CERCLE D’ART DES TRAVAILLEURS DE PLANTATION CONGOLAISE (CATPC)
Cooperative of plantation workers founded in 2014 and based in Lusanga, Democratic Republic of Congo
Plantations, Museums, and Regenerative Ecologies
2022-ongoing
The Cercle d’Art des Travailleurs de Plantation Congolaise (CATPC) is a cooperative of plantation workers based in Lusanga, Democratic Republic of Congo. Since its foundation in 2014, CATPC has been working steadily to use its income from making art to purchase ancestral lands once confiscated by the British company Unilever and its subsidiaries. Two hundred hectares of depleted soil have been reclaimed and recultivated to provide sustenance to the Lusanga community and regrow the surrounding forest. Through a process of sharing and discourse, the collective decides in unison what to produce and how. CATPC defines art as a living force borne of a sacred earth, and art-making is central to the community’s attempts to recuperate the knowledge of its ancestral forest lands and its desire to forge more regenerative relationships between art, culture, economy, and ecology. CATPC’s works have been exhibited in leading international institutions and will be presented as the official Dutch entry at the Venice Biennale in 2024.

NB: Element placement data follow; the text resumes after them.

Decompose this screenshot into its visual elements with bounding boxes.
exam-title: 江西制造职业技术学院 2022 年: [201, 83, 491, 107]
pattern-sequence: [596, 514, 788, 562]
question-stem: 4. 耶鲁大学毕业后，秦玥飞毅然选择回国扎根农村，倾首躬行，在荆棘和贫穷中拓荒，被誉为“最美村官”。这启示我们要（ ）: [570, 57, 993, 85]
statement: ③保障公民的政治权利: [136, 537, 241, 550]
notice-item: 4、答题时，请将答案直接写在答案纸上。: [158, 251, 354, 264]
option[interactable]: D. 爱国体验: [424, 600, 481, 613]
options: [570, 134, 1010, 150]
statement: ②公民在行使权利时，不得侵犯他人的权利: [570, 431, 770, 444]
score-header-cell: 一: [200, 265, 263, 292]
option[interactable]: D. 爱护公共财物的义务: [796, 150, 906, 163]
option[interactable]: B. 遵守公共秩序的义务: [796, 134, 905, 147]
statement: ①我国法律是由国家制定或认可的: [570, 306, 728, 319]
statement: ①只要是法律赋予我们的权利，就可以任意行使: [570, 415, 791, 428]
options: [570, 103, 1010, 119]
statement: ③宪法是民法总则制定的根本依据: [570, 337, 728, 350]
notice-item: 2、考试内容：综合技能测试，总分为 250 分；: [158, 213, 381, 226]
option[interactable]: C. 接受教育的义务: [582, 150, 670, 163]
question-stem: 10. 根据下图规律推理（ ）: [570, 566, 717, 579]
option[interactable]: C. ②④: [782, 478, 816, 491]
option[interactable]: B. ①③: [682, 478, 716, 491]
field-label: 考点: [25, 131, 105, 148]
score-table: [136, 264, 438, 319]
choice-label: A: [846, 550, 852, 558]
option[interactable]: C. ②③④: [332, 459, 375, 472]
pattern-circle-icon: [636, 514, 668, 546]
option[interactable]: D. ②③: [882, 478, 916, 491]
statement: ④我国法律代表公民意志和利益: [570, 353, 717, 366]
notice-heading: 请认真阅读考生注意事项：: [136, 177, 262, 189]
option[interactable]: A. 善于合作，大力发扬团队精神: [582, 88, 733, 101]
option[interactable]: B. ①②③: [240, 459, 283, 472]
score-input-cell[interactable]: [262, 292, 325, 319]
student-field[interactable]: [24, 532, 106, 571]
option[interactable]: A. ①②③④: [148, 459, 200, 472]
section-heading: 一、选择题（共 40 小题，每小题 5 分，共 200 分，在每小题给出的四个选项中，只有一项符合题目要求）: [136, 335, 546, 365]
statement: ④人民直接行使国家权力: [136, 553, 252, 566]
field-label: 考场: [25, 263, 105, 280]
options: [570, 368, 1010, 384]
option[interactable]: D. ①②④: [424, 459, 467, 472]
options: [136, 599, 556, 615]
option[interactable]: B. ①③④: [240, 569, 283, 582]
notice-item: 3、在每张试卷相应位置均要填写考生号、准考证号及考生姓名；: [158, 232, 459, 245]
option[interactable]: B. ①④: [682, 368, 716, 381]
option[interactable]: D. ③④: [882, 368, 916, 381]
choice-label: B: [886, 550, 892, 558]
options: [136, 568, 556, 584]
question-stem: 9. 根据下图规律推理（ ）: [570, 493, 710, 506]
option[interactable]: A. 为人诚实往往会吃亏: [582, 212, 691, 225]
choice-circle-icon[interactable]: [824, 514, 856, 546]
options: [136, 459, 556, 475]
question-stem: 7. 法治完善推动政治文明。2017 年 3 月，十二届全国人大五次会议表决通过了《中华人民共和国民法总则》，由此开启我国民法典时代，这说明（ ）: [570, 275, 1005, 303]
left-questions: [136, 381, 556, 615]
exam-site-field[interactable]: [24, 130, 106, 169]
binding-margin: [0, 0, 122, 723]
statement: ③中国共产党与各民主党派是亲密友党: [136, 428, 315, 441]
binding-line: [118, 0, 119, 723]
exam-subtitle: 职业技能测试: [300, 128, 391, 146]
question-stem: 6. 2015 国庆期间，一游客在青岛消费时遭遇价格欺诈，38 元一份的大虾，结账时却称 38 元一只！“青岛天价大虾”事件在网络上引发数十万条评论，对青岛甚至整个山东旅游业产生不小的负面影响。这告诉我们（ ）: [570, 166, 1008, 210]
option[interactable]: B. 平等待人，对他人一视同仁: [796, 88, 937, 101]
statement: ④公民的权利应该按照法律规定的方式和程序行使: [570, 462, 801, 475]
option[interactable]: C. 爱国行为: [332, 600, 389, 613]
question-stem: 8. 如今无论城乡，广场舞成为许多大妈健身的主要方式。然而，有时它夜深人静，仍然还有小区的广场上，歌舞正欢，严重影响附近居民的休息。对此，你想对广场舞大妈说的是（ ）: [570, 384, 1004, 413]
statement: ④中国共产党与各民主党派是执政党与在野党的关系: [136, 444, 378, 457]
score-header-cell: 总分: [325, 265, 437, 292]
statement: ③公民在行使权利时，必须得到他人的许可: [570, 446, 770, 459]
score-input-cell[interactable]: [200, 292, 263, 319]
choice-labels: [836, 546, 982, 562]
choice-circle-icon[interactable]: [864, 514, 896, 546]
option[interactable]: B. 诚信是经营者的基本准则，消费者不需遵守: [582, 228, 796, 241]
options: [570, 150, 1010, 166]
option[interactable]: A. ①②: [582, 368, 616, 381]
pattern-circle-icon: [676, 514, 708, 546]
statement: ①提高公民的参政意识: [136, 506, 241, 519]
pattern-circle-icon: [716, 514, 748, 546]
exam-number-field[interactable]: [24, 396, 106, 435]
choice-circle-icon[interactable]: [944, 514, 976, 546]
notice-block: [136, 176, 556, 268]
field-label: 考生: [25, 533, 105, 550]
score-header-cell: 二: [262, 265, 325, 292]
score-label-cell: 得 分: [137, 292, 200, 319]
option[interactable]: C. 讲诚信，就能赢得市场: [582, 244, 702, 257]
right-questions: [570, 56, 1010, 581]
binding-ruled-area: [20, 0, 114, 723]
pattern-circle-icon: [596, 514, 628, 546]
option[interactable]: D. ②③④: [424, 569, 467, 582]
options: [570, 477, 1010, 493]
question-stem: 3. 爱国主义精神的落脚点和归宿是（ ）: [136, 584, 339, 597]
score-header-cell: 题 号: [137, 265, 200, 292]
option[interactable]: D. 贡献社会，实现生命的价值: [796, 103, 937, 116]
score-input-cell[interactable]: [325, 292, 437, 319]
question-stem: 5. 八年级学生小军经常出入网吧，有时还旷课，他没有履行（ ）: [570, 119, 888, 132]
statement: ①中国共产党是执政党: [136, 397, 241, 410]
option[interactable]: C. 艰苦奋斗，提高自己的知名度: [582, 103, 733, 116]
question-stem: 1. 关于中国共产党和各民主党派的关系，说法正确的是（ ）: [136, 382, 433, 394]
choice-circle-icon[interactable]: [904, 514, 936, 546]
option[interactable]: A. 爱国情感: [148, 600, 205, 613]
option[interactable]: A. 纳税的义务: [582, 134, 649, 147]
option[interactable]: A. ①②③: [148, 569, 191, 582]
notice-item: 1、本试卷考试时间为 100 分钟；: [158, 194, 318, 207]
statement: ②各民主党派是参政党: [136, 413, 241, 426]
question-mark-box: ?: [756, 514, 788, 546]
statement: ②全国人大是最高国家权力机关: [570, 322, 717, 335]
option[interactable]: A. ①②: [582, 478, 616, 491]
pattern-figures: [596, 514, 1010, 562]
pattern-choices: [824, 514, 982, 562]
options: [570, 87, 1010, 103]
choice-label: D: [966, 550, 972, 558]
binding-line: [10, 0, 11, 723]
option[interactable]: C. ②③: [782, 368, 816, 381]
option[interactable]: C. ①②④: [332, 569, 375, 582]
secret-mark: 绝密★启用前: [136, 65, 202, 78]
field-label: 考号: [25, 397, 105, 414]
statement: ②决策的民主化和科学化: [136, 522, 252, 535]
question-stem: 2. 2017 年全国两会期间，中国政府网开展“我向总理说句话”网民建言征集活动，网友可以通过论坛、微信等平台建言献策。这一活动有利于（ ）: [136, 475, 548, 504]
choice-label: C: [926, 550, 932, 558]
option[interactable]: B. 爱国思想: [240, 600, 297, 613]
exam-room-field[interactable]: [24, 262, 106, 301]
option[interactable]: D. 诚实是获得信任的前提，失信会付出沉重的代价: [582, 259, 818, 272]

The work Plantations, Museums, and Regenerative Ecologies (2022–ongoing) brings together the decade-long collective practice of CATPC in continuing the resistance of the Pende people through the reclamation of land, culture, and “force.” For over a century, people on plantations in Congo and elsewhere have been deprived of their culture and forced into unpaid labor. In a radical act of digital restitution, CATPC reclaims a piece of their heritage using the powers of NFTs (non-fungible tokens) through Balot NFT, minted in 2022. The NFT draws on an original sculpture carved in 1931 by the Pende during an uprising against atrocities carried out by the Unilever plantation system and Belgian colonial agents. Depicting the angry spirit of Belgian officer Maximilien Balot, it was created to control his spirit and make him work for the Pende people. A series of short videos share the journey of collective members Matthieu Kasiama and Ced’art Tamasala as they speak to Pende elders, art historians, and academics about the possibility for restitution and lay important ground for the future use of blockchain technology toward regenerative forest ecologies. Balot NFT buyers receive a digital rendering of the sculpture. Every purchase helps to directly buy back land, replant the forest, and reintroduce biodiversity, resulting in offsetting carbon emissions and providing autonomy and food security for the community.